Hogan's words have left a lasting impression on a community filled with people who used to idolize him. His apology didn't come off as authentic to JTG along with other members of the locker room including Titus O'Neil.

"I learned through experience that 'sorry' is just a word," JTG said. "If you catch a friend stabbing you behind your back and you turn around and confront them and all they have to say is 'I'm sorry,' is it sincere?"

JTG said in order for a conscious effort toward change to be made, "the first step towards resolution is admitting to yourself that you are a racist and making a genuine, conscious effort to understand the danger in your beliefs and work to change them."

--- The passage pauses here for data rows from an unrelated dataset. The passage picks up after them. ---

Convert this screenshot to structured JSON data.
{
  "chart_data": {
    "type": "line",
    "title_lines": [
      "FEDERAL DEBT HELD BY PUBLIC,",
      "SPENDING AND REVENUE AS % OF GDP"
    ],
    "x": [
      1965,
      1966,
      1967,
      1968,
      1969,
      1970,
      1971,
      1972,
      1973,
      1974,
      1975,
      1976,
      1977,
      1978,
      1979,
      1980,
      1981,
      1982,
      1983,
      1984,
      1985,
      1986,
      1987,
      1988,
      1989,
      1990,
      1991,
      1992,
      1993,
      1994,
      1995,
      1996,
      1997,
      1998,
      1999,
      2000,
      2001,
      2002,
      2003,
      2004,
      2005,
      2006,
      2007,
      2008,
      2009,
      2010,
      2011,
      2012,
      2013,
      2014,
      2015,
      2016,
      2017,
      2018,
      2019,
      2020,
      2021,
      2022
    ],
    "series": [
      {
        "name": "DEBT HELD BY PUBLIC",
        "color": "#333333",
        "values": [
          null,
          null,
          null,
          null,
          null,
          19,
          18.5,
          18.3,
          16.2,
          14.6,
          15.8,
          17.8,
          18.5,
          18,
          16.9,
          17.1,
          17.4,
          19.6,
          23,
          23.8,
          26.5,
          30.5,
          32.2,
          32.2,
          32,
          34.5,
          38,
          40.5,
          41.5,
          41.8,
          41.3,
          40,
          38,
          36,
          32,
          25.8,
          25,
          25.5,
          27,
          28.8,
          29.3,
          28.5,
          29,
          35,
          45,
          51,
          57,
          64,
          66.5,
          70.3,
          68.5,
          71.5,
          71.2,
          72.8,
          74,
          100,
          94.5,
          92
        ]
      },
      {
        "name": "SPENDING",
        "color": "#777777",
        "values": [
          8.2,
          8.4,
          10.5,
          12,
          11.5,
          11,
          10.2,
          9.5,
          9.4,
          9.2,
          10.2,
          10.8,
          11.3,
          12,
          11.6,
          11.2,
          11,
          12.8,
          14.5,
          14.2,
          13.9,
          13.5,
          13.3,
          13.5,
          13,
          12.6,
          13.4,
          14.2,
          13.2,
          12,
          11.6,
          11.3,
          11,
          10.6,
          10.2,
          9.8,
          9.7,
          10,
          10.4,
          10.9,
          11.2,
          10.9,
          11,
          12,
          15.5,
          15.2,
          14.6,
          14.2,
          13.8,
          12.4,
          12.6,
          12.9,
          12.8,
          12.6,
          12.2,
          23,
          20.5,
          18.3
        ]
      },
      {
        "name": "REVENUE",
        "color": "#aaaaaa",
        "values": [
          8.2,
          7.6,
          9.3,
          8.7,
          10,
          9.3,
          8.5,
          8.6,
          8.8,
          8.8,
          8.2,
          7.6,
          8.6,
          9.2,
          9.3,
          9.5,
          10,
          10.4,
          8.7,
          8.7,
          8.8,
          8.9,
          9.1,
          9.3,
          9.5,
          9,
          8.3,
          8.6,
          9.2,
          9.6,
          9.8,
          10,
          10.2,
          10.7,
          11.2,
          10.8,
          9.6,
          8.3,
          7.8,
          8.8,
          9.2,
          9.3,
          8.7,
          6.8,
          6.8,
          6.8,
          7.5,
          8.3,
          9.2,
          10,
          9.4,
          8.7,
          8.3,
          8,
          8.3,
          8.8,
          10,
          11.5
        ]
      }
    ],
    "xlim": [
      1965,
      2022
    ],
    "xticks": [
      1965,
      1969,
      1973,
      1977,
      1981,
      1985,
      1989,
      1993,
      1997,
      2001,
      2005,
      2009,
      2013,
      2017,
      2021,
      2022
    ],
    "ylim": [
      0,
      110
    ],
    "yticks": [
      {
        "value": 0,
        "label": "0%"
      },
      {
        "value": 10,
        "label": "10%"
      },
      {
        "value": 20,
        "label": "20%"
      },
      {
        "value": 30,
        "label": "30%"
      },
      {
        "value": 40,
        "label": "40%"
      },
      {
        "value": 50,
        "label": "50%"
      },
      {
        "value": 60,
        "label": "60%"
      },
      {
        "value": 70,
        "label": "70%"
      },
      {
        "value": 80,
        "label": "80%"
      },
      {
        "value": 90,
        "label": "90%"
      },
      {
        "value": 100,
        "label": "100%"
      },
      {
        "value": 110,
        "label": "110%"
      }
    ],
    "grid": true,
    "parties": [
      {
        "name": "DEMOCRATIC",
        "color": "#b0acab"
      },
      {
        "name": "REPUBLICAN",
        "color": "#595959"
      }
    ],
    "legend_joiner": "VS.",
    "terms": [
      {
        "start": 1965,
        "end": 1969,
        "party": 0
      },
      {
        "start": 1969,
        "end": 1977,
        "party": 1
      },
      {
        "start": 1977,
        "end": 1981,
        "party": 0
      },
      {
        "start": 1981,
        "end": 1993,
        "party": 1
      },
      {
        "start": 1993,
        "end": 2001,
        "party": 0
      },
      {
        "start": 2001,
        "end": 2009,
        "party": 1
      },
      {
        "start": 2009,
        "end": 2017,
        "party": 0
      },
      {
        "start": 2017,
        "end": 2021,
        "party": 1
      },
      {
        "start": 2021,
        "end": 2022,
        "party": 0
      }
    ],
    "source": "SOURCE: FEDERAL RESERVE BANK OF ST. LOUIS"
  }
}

Although a comeback isn't out of the question, Hogan must first apologize to a section of his fans that he stabbed in the back with a "big ole rusty Jim Crow knife." Once he makes a specific apology to those fans and fellow professional wrestlers he offended and is sincere about his statements and willingness to make a change, then the wounds can finally be healed.

JTG expressed similar feelings on Why It Ended as he stated that Hogan admitting to being "racist to a point" has been largely ignored in this situation.

"You talk about using the N-Word saying he admitted to being a racist -- I don't even think he brought that up that he admitted to being a racist. Like that was kinda just swept under the rug like we were just supposed to forget."